There are many forms of communication such as body language, sign language, universal symbols, music, dance, oral and written language. Body language is the first form of language we are able to communicate with. As an adult, we focus very much on spoken language rather than body language from a person and it may get a bit frustrating when we are not told what is wrong in a verbal manner even if it still emerging within a child. This is the time when the child may become frustrated when the adult does not understand their meaning. Though it can get frustrating on the adult’s end as well we should genuinely show interest in what the child wants and simply say to them “show me” and the child at this age will also create some way of asking/showing what everything is by either pointing or verbalizing.
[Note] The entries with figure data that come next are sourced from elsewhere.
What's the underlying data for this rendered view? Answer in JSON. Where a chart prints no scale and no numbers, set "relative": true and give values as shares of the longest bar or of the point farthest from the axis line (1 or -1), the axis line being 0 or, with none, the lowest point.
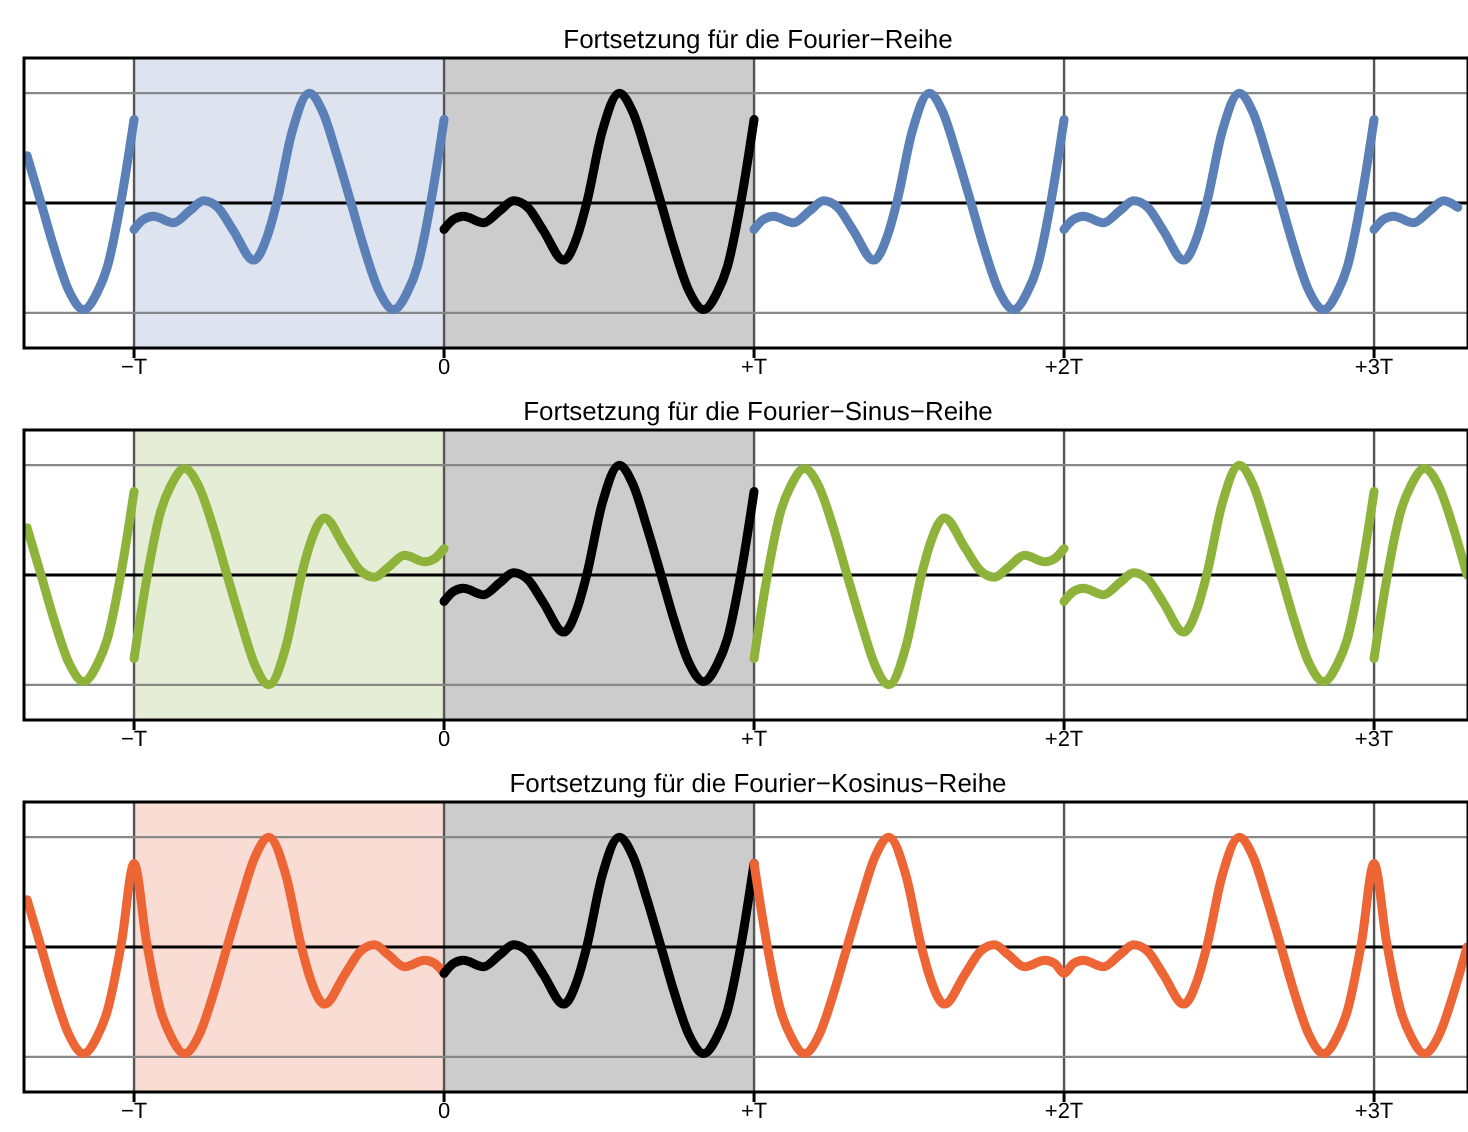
{
  "chart_data": [
    {
      "type": "line",
      "title": "Fortsetzung für die Fourier−Reihe",
      "relative": true,
      "xlim": [
        -1.355,
        3.303
      ],
      "xticks": [
        {
          "value": -1,
          "label": "−T"
        },
        {
          "value": 0,
          "label": "0"
        },
        {
          "value": 1,
          "label": "+T"
        },
        {
          "value": 2,
          "label": "+2T"
        },
        {
          "value": 3,
          "label": "+3T"
        }
      ],
      "grid": "x",
      "bands": [
        {
          "axis": "x",
          "from": -1,
          "to": 0,
          "color": "#dde3ef"
        },
        {
          "axis": "x",
          "from": 0,
          "to": 1,
          "color": "#cccccc"
        }
      ],
      "ref_lines": [
        {
          "axis": "y",
          "value": 1,
          "color": "#888888"
        },
        {
          "axis": "y",
          "value": -1,
          "color": "#888888"
        }
      ],
      "series": [
        {
          "color": "#5b80b8",
          "x": [
            -1.345,
            -1.3,
            -1.259,
            -1.21,
            -1.162,
            -1.12,
            -1.086,
            -1.04,
            -1
          ],
          "values": [
            0.43,
            0,
            -0.4,
            -0.8,
            -0.97,
            -0.82,
            -0.58,
            0.05,
            0.76
          ]
        },
        {
          "color": "#5b80b8",
          "x": [
            -1,
            -0.97,
            -0.9375,
            -0.873,
            -0.82,
            -0.776,
            -0.73,
            -0.68,
            -0.614,
            -0.57,
            -0.539,
            -0.49,
            -0.435,
            -0.39,
            -0.345,
            -0.3,
            -0.259,
            -0.21,
            -0.162,
            -0.12,
            -0.086,
            -0.04,
            0
          ],
          "values": [
            -0.24,
            -0.15,
            -0.12,
            -0.18,
            -0.07,
            0.02,
            -0.04,
            -0.25,
            -0.52,
            -0.3,
            0.01,
            0.65,
            1,
            0.82,
            0.43,
            0,
            -0.4,
            -0.8,
            -0.97,
            -0.82,
            -0.58,
            0.05,
            0.76
          ]
        },
        {
          "color": "#000000",
          "x": [
            0,
            0.03,
            0.0625,
            0.127,
            0.18,
            0.224,
            0.27,
            0.32,
            0.386,
            0.43,
            0.461,
            0.51,
            0.565,
            0.61,
            0.655,
            0.7,
            0.741,
            0.79,
            0.838,
            0.88,
            0.914,
            0.96,
            1
          ],
          "values": [
            -0.24,
            -0.15,
            -0.12,
            -0.18,
            -0.07,
            0.02,
            -0.04,
            -0.25,
            -0.52,
            -0.3,
            0.01,
            0.65,
            1,
            0.82,
            0.43,
            0,
            -0.4,
            -0.8,
            -0.97,
            -0.82,
            -0.58,
            0.05,
            0.76
          ]
        },
        {
          "color": "#5b80b8",
          "x": [
            1,
            1.03,
            1.0625,
            1.127,
            1.18,
            1.224,
            1.27,
            1.32,
            1.386,
            1.43,
            1.461,
            1.51,
            1.565,
            1.61,
            1.655,
            1.7,
            1.741,
            1.79,
            1.838,
            1.88,
            1.914,
            1.96,
            2
          ],
          "values": [
            -0.24,
            -0.15,
            -0.12,
            -0.18,
            -0.07,
            0.02,
            -0.04,
            -0.25,
            -0.52,
            -0.3,
            0.01,
            0.65,
            1,
            0.82,
            0.43,
            0,
            -0.4,
            -0.8,
            -0.97,
            -0.82,
            -0.58,
            0.05,
            0.76
          ]
        },
        {
          "color": "#5b80b8",
          "x": [
            2,
            2.03,
            2.0625,
            2.127,
            2.18,
            2.224,
            2.27,
            2.32,
            2.386,
            2.43,
            2.461,
            2.51,
            2.565,
            2.61,
            2.655,
            2.7,
            2.741,
            2.79,
            2.838,
            2.88,
            2.914,
            2.96,
            3
          ],
          "values": [
            -0.24,
            -0.15,
            -0.12,
            -0.18,
            -0.07,
            0.02,
            -0.04,
            -0.25,
            -0.52,
            -0.3,
            0.01,
            0.65,
            1,
            0.82,
            0.43,
            0,
            -0.4,
            -0.8,
            -0.97,
            -0.82,
            -0.58,
            0.05,
            0.76
          ]
        },
        {
          "color": "#5b80b8",
          "x": [
            3,
            3.03,
            3.0625,
            3.127,
            3.18,
            3.224,
            3.27
          ],
          "values": [
            -0.24,
            -0.15,
            -0.12,
            -0.18,
            -0.07,
            0.02,
            -0.04
          ]
        }
      ]
    },
    {
      "type": "line",
      "title": "Fortsetzung für die Fourier−Sinus−Reihe",
      "relative": true,
      "xlim": [
        -1.355,
        3.303
      ],
      "xticks": [
        {
          "value": -1,
          "label": "−T"
        },
        {
          "value": 0,
          "label": "0"
        },
        {
          "value": 1,
          "label": "+T"
        },
        {
          "value": 2,
          "label": "+2T"
        },
        {
          "value": 3,
          "label": "+3T"
        }
      ],
      "grid": "x",
      "bands": [
        {
          "axis": "x",
          "from": -1,
          "to": 0,
          "color": "#e6edd6"
        },
        {
          "axis": "x",
          "from": 0,
          "to": 1,
          "color": "#cccccc"
        }
      ],
      "ref_lines": [
        {
          "axis": "y",
          "value": 1,
          "color": "#888888"
        },
        {
          "axis": "y",
          "value": -1,
          "color": "#888888"
        }
      ],
      "series": [
        {
          "color": "#8db33a",
          "x": [
            -1.345,
            -1.3,
            -1.259,
            -1.21,
            -1.162,
            -1.12,
            -1.086,
            -1.04,
            -1
          ],
          "values": [
            0.43,
            0,
            -0.4,
            -0.8,
            -0.97,
            -0.82,
            -0.58,
            0.05,
            0.76
          ]
        },
        {
          "color": "#8db33a",
          "x": [
            -1,
            -0.96,
            -0.914,
            -0.88,
            -0.838,
            -0.79,
            -0.741,
            -0.7,
            -0.655,
            -0.61,
            -0.565,
            -0.51,
            -0.461,
            -0.43,
            -0.386,
            -0.32,
            -0.27,
            -0.224,
            -0.18,
            -0.127,
            -0.0625,
            -0.03,
            0
          ],
          "values": [
            -0.76,
            -0.05,
            0.58,
            0.82,
            0.97,
            0.8,
            0.4,
            0,
            -0.43,
            -0.82,
            -1,
            -0.65,
            -0.01,
            0.3,
            0.52,
            0.25,
            0.04,
            -0.02,
            0.07,
            0.18,
            0.12,
            0.15,
            0.24
          ]
        },
        {
          "color": "#000000",
          "x": [
            0,
            0.03,
            0.0625,
            0.127,
            0.18,
            0.224,
            0.27,
            0.32,
            0.386,
            0.43,
            0.461,
            0.51,
            0.565,
            0.61,
            0.655,
            0.7,
            0.741,
            0.79,
            0.838,
            0.88,
            0.914,
            0.96,
            1
          ],
          "values": [
            -0.24,
            -0.15,
            -0.12,
            -0.18,
            -0.07,
            0.02,
            -0.04,
            -0.25,
            -0.52,
            -0.3,
            0.01,
            0.65,
            1,
            0.82,
            0.43,
            0,
            -0.4,
            -0.8,
            -0.97,
            -0.82,
            -0.58,
            0.05,
            0.76
          ]
        },
        {
          "color": "#8db33a",
          "x": [
            1,
            1.04,
            1.086,
            1.12,
            1.162,
            1.21,
            1.259,
            1.3,
            1.345,
            1.39,
            1.435,
            1.49,
            1.539,
            1.57,
            1.614,
            1.68,
            1.73,
            1.776,
            1.82,
            1.873,
            1.9375,
            1.97,
            2
          ],
          "values": [
            -0.76,
            -0.05,
            0.58,
            0.82,
            0.97,
            0.8,
            0.4,
            0,
            -0.43,
            -0.82,
            -1,
            -0.65,
            -0.01,
            0.3,
            0.52,
            0.25,
            0.04,
            -0.02,
            0.07,
            0.18,
            0.12,
            0.15,
            0.24
          ]
        },
        {
          "color": "#8db33a",
          "x": [
            2,
            2.03,
            2.0625,
            2.127,
            2.18,
            2.224,
            2.27,
            2.32,
            2.386,
            2.43,
            2.461,
            2.51,
            2.565,
            2.61,
            2.655,
            2.7,
            2.741,
            2.79,
            2.838,
            2.88,
            2.914,
            2.96,
            3
          ],
          "values": [
            -0.24,
            -0.15,
            -0.12,
            -0.18,
            -0.07,
            0.02,
            -0.04,
            -0.25,
            -0.52,
            -0.3,
            0.01,
            0.65,
            1,
            0.82,
            0.43,
            0,
            -0.4,
            -0.8,
            -0.97,
            -0.82,
            -0.58,
            0.05,
            0.76
          ]
        },
        {
          "color": "#8db33a",
          "x": [
            3,
            3.04,
            3.086,
            3.12,
            3.162,
            3.21,
            3.259,
            3.3
          ],
          "values": [
            -0.76,
            -0.05,
            0.58,
            0.82,
            0.97,
            0.8,
            0.4,
            0
          ]
        }
      ]
    },
    {
      "type": "line",
      "title": "Fortsetzung für die Fourier−Kosinus−Reihe",
      "relative": true,
      "xlim": [
        -1.355,
        3.303
      ],
      "xticks": [
        {
          "value": -1,
          "label": "−T"
        },
        {
          "value": 0,
          "label": "0"
        },
        {
          "value": 1,
          "label": "+T"
        },
        {
          "value": 2,
          "label": "+2T"
        },
        {
          "value": 3,
          "label": "+3T"
        }
      ],
      "grid": "x",
      "bands": [
        {
          "axis": "x",
          "from": -1,
          "to": 0,
          "color": "#f9dcd3"
        },
        {
          "axis": "x",
          "from": 0,
          "to": 1,
          "color": "#cccccc"
        }
      ],
      "ref_lines": [
        {
          "axis": "y",
          "value": 1,
          "color": "#888888"
        },
        {
          "axis": "y",
          "value": -1,
          "color": "#888888"
        }
      ],
      "series": [
        {
          "color": "#ee6535",
          "x": [
            -1.345,
            -1.3,
            -1.259,
            -1.21,
            -1.162,
            -1.12,
            -1.086,
            -1.04,
            -1,
            -0.96,
            -0.914,
            -0.88,
            -0.838,
            -0.79,
            -0.741,
            -0.7,
            -0.655,
            -0.61,
            -0.565,
            -0.51,
            -0.461,
            -0.43,
            -0.386,
            -0.32,
            -0.27,
            -0.224,
            -0.18,
            -0.127,
            -0.0625,
            -0.03,
            0
          ],
          "values": [
            0.43,
            0,
            -0.4,
            -0.8,
            -0.97,
            -0.82,
            -0.58,
            0.05,
            0.76,
            0.05,
            -0.58,
            -0.82,
            -0.97,
            -0.8,
            -0.4,
            0,
            0.43,
            0.82,
            1,
            0.65,
            0.01,
            -0.3,
            -0.52,
            -0.25,
            -0.04,
            0.02,
            -0.07,
            -0.18,
            -0.12,
            -0.15,
            -0.24
          ]
        },
        {
          "color": "#000000",
          "x": [
            0,
            0.03,
            0.0625,
            0.127,
            0.18,
            0.224,
            0.27,
            0.32,
            0.386,
            0.43,
            0.461,
            0.51,
            0.565,
            0.61,
            0.655,
            0.7,
            0.741,
            0.79,
            0.838,
            0.88,
            0.914,
            0.96,
            1
          ],
          "values": [
            -0.24,
            -0.15,
            -0.12,
            -0.18,
            -0.07,
            0.02,
            -0.04,
            -0.25,
            -0.52,
            -0.3,
            0.01,
            0.65,
            1,
            0.82,
            0.43,
            0,
            -0.4,
            -0.8,
            -0.97,
            -0.82,
            -0.58,
            0.05,
            0.76
          ]
        },
        {
          "color": "#ee6535",
          "x": [
            1,
            1.04,
            1.086,
            1.12,
            1.162,
            1.21,
            1.259,
            1.3,
            1.345,
            1.39,
            1.435,
            1.49,
            1.539,
            1.57,
            1.614,
            1.68,
            1.73,
            1.776,
            1.82,
            1.873,
            1.9375,
            1.97,
            2,
            2.03,
            2.0625,
            2.127,
            2.18,
            2.224,
            2.27,
            2.32,
            2.386,
            2.43,
            2.461,
            2.51,
            2.565,
            2.61,
            2.655,
            2.7,
            2.741,
            2.79,
            2.838,
            2.88,
            2.914,
            2.96,
            3,
            3.04,
            3.086,
            3.12,
            3.162,
            3.21,
            3.259,
            3.3
          ],
          "values": [
            0.76,
            0.05,
            -0.58,
            -0.82,
            -0.97,
            -0.8,
            -0.4,
            0,
            0.43,
            0.82,
            1,
            0.65,
            0.01,
            -0.3,
            -0.52,
            -0.25,
            -0.04,
            0.02,
            -0.07,
            -0.18,
            -0.12,
            -0.15,
            -0.24,
            -0.15,
            -0.12,
            -0.18,
            -0.07,
            0.02,
            -0.04,
            -0.25,
            -0.52,
            -0.3,
            0.01,
            0.65,
            1,
            0.82,
            0.43,
            0,
            -0.4,
            -0.8,
            -0.97,
            -0.82,
            -0.58,
            0.05,
            0.76,
            0.05,
            -0.58,
            -0.82,
            -0.97,
            -0.8,
            -0.4,
            0
          ]
        }
      ]
    }
  ]
}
Children act and react by what they have seen as well as what they hear. At this age level, it is very important to use full and exact words of what you are meaning to say. ( i.e. Dog instead of doggy, or tissue rather than Kleenex.) The child is absorbing everything he hears to begin or continue to develop his language communication but also himself as a person. 

In the classroom, we help develop the child’s vocabulary, body language, oral language, and music and dancing. Some of these forms can be done simultaneously such as singing and dancing. When developing their vocabulary, we use a three-period lesson.  The three-period lesson is a multi-sensory experience.  More neural connections are made in the brain because more senses are used which increases the possibilities for vocabulary to be stored in long-term memory.  The children use the sense of touch, sight, and sound to absorb language in a three period lesson. 

The child, merely by going on with his life, learns to speak the language belonging to his race. It is like a mental chemistry that takes place in the child.